We conducted our audit in accordance with International Standards on Auditing. Those Standards require that we
plan and perform the audit to obtain reasonable assurance about whether the financial statements are free of material
misstatement. An audit includes examining, on a test basis, evidence supporting the amounts and disclosures in the
financial statements. An audit also includes assessing the accounting principles used and significant estimates made
by management, as well as evaluating the overall financial statement presentation. We believe that our audit provides
a reasonable basis for our opinion.
We read the other information contained in the annual report and consider whether it is consistent with the audited
financial statements. The other information comprises only the items listed in the contents section of the annual report,
excluding the financial statements. We consider the implications for our report if we become aware of any apparent
misstatements or material inconsistencies with the financial statements.
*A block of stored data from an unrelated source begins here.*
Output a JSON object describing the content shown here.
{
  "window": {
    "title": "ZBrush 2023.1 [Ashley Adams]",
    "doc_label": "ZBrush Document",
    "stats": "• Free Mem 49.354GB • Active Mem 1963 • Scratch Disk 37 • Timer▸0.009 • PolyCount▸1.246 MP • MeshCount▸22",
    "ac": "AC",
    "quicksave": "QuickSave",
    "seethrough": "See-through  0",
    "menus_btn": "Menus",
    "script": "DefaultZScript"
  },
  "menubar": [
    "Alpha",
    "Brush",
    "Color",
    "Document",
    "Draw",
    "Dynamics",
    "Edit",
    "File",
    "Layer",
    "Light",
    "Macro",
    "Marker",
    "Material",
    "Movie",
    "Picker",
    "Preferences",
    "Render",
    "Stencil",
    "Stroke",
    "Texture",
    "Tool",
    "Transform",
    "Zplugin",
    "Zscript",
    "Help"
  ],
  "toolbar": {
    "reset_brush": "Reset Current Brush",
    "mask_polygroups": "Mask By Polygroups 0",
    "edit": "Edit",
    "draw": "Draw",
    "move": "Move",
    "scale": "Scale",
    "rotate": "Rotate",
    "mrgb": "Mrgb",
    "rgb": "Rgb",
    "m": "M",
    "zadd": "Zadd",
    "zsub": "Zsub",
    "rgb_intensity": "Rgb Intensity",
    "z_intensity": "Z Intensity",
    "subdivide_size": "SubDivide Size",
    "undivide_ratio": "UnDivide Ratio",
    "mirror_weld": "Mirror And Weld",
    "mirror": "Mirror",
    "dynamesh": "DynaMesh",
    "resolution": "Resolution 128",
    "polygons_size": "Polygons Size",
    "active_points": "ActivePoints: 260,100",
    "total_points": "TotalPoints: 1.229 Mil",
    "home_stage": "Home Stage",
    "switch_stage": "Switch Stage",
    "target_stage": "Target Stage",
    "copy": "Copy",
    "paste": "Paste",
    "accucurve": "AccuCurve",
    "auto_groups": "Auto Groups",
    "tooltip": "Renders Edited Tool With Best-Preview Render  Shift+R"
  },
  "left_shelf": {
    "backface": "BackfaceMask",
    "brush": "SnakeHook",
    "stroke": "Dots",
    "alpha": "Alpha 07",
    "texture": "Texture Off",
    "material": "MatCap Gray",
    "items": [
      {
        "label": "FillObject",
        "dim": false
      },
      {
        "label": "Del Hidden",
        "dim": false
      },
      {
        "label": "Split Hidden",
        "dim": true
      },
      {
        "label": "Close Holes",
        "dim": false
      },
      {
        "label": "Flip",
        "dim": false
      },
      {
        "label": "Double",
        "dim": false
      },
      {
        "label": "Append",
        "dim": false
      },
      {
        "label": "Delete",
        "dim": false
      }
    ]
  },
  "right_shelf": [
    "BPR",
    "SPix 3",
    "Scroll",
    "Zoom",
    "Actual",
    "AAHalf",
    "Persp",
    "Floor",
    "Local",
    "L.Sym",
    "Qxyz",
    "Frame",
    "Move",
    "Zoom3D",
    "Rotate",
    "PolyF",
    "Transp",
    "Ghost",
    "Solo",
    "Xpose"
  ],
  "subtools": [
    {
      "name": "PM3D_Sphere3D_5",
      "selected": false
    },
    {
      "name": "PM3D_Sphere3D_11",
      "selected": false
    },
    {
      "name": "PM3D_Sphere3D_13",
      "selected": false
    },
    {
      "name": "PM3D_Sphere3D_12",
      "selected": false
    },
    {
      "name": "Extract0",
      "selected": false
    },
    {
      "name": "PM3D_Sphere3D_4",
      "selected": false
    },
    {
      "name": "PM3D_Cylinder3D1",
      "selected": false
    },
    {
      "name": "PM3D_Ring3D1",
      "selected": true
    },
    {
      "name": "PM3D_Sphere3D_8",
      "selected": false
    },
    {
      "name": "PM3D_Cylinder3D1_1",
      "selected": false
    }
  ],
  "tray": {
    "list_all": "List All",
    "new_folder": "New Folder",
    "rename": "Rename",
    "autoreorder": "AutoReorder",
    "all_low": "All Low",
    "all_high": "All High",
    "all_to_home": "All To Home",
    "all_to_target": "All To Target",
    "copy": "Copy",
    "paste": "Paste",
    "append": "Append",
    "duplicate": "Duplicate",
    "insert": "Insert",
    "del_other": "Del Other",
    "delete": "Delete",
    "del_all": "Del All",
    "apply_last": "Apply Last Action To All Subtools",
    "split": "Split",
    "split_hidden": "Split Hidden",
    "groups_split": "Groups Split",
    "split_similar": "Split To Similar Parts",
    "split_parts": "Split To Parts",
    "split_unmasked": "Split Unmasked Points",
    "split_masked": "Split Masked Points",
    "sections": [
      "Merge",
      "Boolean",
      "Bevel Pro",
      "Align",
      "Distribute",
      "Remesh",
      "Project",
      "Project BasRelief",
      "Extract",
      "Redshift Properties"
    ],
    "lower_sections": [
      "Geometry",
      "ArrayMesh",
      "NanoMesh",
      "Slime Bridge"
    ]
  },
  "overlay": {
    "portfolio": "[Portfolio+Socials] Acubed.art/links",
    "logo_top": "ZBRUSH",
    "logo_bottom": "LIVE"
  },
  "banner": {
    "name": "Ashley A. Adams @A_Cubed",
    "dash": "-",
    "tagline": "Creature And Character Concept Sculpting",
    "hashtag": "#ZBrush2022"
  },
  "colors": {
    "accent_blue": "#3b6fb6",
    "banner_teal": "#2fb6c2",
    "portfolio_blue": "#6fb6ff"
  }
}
Our responsibilities do not extend to any other
information.
We also, at the request of the directors (because the company applies the Financial Services Authority Listing Rules
as if it is a listed company incorporated in the United Kingdom), review whether the corporate governance statement
on pages 32 to 35 reflects the company’s compliance with the nine provisions of the 2003 Financial Reporting Council
Combined Code, specified for our review by the Listing Rules of the Financial Services Authority, and we report if it
does not. We are not required to consider whether the board’s statements on internal control cover all risks and
controls, or form an opinion on the effectiveness of the group's corporate governance procedures or its risk and control
procedures.
In our opinion, the financial statements give a true and fair view of the financial position of the company and the group
as of 31 December 2005, and of the results of the group’s operations and its cash flows for the year then ended in
accordance with International Financial Reporting Standards (“IFRS”) and Companies (Jersey) Law 1991.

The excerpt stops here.